En-tête de la Bauge littéraire
Félicien Rops, Nu assis (small)
Féli­cien Rops, Nu assis

J’ai récem­ment eu l’oc­ca­sion de me rendre à Namur, petite cité très agréable au cœur de la Wal­lo­nie, et qui a le mérite sup­plé­men­taire d’a­bri­ter un Musée Féli­cien Rops à l’ombre de sa cita­delle. La plus grande par­tie de sa col­lec­tion per­ma­nente est consa­crée aux des­sins de l’ar­tiste épo­nyme et le fonds non négli­geable que le musée a réus­si à ras­sem­bler couvre pra­ti­que­ment tous les aspects de la car­rière artis­tique de F. Rops, dont chaque ama­teur du XIXe siècle a déjà enten­du par­ler, ne fût-ce que comme illus­tra­teur d’œuvres deve­nus depuis célèbres (voire célé­bris­simes) : Épaves de Bau­de­laire, Jeunes France de Gau­tier ou encore Les Dia­bo­liques de Bar­bey d’Au­re­vil­ly, pour n’en citer qu’une petite partie.

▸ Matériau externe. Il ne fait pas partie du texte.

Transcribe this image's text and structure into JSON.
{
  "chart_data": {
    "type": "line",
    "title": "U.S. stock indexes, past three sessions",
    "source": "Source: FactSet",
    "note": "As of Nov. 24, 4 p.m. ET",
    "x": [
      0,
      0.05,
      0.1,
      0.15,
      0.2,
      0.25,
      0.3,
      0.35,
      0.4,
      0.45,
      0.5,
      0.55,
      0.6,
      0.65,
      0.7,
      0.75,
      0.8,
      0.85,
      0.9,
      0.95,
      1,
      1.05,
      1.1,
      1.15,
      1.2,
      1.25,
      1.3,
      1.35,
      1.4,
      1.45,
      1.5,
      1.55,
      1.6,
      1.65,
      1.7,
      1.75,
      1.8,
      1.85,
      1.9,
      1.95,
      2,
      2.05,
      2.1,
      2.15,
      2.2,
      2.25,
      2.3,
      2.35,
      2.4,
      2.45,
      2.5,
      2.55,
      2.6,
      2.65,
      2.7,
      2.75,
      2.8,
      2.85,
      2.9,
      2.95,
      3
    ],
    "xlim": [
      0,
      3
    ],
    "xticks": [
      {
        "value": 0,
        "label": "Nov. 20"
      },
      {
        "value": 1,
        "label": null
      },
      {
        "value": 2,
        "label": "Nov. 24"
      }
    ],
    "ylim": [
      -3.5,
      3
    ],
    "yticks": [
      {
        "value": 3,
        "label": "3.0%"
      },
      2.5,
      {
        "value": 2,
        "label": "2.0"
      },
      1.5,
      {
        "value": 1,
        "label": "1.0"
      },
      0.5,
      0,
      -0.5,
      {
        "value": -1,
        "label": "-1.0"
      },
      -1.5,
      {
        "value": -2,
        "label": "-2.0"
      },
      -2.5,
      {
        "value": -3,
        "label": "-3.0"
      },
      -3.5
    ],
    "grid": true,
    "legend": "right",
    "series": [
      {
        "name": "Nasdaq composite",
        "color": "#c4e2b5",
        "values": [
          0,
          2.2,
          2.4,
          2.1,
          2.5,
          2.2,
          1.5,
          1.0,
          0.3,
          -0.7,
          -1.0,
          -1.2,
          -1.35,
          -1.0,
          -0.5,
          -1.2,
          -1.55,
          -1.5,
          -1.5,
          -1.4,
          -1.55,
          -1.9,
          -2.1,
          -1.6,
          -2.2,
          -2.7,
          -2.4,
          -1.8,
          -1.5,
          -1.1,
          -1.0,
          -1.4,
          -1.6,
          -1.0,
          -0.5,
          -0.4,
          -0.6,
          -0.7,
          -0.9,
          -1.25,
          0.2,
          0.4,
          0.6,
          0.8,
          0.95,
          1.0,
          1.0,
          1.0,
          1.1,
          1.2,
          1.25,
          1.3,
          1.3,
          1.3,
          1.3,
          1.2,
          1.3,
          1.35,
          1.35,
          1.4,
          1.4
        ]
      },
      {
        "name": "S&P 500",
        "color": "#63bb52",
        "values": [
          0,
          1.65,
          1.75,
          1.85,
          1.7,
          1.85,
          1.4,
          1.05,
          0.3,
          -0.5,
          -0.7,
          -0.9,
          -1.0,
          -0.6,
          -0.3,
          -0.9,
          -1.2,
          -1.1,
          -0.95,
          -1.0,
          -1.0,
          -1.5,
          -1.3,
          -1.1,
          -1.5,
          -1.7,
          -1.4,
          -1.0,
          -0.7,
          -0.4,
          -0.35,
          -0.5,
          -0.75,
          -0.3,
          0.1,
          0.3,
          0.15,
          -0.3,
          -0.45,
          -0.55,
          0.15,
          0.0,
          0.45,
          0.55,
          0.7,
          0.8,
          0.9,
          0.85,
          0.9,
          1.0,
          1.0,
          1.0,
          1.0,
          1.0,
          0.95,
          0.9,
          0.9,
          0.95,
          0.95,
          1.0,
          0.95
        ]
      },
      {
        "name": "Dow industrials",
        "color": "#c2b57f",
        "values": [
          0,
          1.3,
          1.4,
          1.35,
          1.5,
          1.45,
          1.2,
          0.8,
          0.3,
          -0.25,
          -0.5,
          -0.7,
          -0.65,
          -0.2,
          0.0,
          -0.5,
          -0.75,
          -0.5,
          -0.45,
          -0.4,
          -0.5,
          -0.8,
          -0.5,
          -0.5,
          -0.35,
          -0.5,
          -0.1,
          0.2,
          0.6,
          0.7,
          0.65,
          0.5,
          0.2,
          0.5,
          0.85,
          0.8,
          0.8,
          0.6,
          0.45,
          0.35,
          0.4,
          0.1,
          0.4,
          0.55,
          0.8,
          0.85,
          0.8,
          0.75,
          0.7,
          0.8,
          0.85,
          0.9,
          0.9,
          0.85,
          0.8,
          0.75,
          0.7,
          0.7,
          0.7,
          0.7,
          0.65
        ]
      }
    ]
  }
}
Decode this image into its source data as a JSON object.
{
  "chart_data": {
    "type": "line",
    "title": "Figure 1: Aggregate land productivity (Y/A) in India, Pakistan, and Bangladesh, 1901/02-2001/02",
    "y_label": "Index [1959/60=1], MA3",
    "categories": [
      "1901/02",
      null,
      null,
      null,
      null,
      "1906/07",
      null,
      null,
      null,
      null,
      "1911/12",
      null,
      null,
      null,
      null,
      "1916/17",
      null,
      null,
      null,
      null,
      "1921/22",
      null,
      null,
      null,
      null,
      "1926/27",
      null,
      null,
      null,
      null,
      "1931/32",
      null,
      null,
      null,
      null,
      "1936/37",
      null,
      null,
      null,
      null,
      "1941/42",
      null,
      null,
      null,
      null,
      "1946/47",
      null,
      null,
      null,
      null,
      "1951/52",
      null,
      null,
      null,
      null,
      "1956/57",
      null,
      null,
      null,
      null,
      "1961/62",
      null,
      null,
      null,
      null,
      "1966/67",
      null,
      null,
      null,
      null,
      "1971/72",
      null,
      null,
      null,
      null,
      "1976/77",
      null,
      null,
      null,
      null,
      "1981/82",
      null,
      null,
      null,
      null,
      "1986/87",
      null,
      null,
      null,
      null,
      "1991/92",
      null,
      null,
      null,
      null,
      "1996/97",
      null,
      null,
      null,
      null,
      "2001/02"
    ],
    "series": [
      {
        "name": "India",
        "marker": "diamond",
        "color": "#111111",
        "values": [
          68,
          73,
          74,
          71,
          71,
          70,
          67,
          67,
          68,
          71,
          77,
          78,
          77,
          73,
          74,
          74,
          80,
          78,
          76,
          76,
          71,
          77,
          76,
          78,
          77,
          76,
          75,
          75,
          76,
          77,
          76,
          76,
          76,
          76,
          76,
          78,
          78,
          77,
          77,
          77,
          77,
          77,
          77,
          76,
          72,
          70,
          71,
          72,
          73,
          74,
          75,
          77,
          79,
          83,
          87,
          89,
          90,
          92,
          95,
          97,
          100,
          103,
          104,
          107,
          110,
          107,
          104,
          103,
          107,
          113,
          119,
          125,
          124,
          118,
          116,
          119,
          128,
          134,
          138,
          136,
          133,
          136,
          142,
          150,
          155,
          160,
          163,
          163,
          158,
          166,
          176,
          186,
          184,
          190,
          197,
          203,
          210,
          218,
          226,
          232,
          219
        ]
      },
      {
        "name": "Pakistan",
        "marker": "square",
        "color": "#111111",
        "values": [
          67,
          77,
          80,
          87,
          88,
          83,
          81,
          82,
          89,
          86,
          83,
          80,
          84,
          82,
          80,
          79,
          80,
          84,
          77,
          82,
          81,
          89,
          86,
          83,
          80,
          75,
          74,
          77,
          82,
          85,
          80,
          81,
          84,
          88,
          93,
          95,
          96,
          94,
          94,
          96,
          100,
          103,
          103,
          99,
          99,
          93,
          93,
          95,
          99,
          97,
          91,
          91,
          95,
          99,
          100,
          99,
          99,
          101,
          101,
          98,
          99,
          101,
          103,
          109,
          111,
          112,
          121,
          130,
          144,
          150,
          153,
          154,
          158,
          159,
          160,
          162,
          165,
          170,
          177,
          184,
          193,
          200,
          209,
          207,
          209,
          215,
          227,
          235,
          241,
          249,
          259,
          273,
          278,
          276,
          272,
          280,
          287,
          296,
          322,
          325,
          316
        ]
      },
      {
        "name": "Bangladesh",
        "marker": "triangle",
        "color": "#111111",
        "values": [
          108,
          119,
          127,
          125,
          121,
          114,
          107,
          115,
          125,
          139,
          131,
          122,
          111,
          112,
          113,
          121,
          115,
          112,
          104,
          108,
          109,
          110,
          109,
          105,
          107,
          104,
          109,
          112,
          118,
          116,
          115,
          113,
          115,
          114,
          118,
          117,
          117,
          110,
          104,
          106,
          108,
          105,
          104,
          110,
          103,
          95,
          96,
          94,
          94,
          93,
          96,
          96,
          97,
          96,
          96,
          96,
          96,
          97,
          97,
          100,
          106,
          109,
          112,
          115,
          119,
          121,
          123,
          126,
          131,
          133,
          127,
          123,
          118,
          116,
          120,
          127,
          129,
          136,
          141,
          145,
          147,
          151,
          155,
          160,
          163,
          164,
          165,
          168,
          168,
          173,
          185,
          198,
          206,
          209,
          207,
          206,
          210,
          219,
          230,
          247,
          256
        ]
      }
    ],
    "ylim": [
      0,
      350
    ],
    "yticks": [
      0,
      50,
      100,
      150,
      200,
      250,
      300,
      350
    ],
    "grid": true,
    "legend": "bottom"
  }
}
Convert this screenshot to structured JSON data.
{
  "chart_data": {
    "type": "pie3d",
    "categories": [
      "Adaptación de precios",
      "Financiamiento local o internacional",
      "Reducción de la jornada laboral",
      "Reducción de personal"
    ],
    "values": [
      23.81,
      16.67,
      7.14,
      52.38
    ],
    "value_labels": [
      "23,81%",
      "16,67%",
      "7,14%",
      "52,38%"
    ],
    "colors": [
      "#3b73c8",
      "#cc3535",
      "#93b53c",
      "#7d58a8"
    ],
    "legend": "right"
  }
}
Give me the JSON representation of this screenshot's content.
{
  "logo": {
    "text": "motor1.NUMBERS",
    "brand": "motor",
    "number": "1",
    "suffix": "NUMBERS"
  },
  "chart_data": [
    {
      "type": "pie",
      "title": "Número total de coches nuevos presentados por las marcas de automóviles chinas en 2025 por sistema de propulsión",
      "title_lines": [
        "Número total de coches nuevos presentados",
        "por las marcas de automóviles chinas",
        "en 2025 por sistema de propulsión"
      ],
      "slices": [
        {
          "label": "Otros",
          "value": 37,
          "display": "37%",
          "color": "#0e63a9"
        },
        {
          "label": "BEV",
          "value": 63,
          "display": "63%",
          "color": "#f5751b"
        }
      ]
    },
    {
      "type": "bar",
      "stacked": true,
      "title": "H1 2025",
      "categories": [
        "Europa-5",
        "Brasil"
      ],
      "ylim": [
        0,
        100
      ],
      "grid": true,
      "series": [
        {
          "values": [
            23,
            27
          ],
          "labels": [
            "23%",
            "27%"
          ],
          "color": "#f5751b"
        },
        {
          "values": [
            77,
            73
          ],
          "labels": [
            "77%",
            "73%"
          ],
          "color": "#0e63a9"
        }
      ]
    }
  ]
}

Félicien Rops, Le quatrième verre de Cognac (small)
Féli­cien Rops, Le qua­trième verre de Cognac

Par­mi les sujets qui ont par­ti­cu­liè­re­ment occu­pé ce manieur habile du burin et du pin­ceau – et la liste des livres illus­trés par ses soins en donne déjà une pre­mière idée – il y a en tout pre­mier lieu la Femme et les bas-fonds de la socié­té. Et ima­gi­nez un peu les pro­fon­deurs où plonge le regard, quand la conju­gai­son de ces deux sujets ouvre un abîme, à deux pieds du spec­ta­teur incré­dule. On pour­rait croire que Rops, par un tel pro­cé­dé, a déli­bé­ré­ment choi­si de s’op­po­ser, avec toute la force de son art, à ce pas­sage célèbre des Diaboliques :

« Mais je me figure que l’enfer, vu par un sou­pi­rail, devrait être plus effrayant que si, d’un seul et pla­nant regard, on pou­vait l’embrasser tout entier. »

Et effec­ti­ve­ment, au lieu d’ima­gi­ner, Rops ouvre les yeux tout grands pour regar­der et pour son­der l’in­son­dable. Et dans tout cela, même quand les sujets peuvent appa­raître repous­sants, ou vul­gaire, quelle beau­té dans les lignes, quel atten­tion por­tée aux moindres détails, quelle joie de procréation.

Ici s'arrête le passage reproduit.